On m’a longtemps répété que les derniers mots prononcés par une personne avant sa mort sont les plus marquants que l’on puisse entendre. Et j’ai toujours pensé qu’il était tout à fait ridicule de résumer l’existence d’un être, la vie humaine et toute son humanité à quelques mots baragouinés dans un souffle à peine audible, lâchés au hasard de celui qui tendra l’oreille, et souvent dénués de toute logique élémentaire. Alors pourquoi y accorder autant d’importance ? Y aurait-il là quelques secrets inavouables, un codex caché derrière ces mots ou quelques vérités dans le silence assourdissant qui les entourent ? Peut-être sont ils les derniers vestiges d’un fabuleux voyage, l’ultime regard posé sur une personne, un dernier moment de folie dans ce monde devenu terriblement rationnel. Peut-être deviennent-ils importants car l’espace d’un instant, le temps semble se suspendre et même la Mort, l’impatiente, retient son souffle.
Telle fut la pensée qui me traversa et me tirailla l’esprit alors que je regardais d’un air morne le professeur de langue nous congédier sans un regard. Bien évidemment cette réflexion n’avait presque aucun rapport avec sa dernière phrase jetée avec un dédain quasi évident.
« Je ne vous souhaite pas un bon week-end, vous savez pourquoi. J’espère néanmoins vous retrouver plus en forme lundi qu’en cette fin de semaine. Maintenant hors de ma vue. »
Combien de fois n’avions-nous pas entendu ces mots sortir de sa bouche ? J’avais arrêté de compter.

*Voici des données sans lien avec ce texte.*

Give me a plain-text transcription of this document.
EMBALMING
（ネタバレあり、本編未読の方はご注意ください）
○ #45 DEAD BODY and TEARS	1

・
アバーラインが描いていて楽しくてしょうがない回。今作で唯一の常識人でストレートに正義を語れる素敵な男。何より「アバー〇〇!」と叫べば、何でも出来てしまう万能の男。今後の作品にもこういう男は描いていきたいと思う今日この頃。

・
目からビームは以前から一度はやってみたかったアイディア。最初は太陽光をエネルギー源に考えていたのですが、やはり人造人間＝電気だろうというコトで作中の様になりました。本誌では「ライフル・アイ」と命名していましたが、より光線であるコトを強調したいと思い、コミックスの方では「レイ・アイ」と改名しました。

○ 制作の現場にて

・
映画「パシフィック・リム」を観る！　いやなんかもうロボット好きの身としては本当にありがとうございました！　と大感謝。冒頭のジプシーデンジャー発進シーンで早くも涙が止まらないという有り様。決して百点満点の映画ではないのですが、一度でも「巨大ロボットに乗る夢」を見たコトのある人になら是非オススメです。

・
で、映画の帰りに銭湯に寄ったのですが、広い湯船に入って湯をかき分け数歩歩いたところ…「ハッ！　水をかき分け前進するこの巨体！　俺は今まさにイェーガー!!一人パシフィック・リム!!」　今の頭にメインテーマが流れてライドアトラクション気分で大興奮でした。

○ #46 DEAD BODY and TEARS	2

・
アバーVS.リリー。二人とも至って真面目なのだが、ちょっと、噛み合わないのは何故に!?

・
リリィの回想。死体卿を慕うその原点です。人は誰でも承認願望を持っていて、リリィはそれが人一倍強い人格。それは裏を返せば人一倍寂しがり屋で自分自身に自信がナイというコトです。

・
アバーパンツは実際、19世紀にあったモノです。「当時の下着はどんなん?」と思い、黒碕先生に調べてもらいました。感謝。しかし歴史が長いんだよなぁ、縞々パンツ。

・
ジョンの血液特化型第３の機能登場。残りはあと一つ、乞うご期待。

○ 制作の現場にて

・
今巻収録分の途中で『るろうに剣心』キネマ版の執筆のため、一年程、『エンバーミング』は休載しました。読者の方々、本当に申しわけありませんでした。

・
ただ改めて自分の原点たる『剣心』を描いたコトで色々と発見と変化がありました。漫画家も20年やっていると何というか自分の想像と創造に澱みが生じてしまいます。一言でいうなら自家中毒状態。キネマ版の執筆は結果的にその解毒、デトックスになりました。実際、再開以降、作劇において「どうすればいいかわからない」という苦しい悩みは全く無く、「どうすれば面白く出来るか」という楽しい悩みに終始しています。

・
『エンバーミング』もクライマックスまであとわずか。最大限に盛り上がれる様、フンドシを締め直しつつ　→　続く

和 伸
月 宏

Le désintérêt manifeste qu’il nous portait ainsi que ses haussements de sourcils récurrents venaient ponctuer ces mots lourds de sens. Entendez bien. Malgré son mépris, il nous chérissait. A sa façon du moins. Et quelle classe, quelle dignité, quelle noblesse et quelle souplesse dans le poignet alors qu’il
nous indiquait la porte de ses doigts élégants. Manifestement au bout d’un an et demi de cours ensemble il n’avait toujours pas compris que c’était à lui de quitter la salle et non à nous. Il promena un regard étonné sur la masse immobile devant lui, s’interrogeant sûrement sur l’absence de mouvement, quand une lueur sembla éclairer ses yeux. Enfin. Il venait de comprendre. Et enfin, la vie sembla animer ce petit être étrange aux yeux fatigués et aux cheveux soyeux.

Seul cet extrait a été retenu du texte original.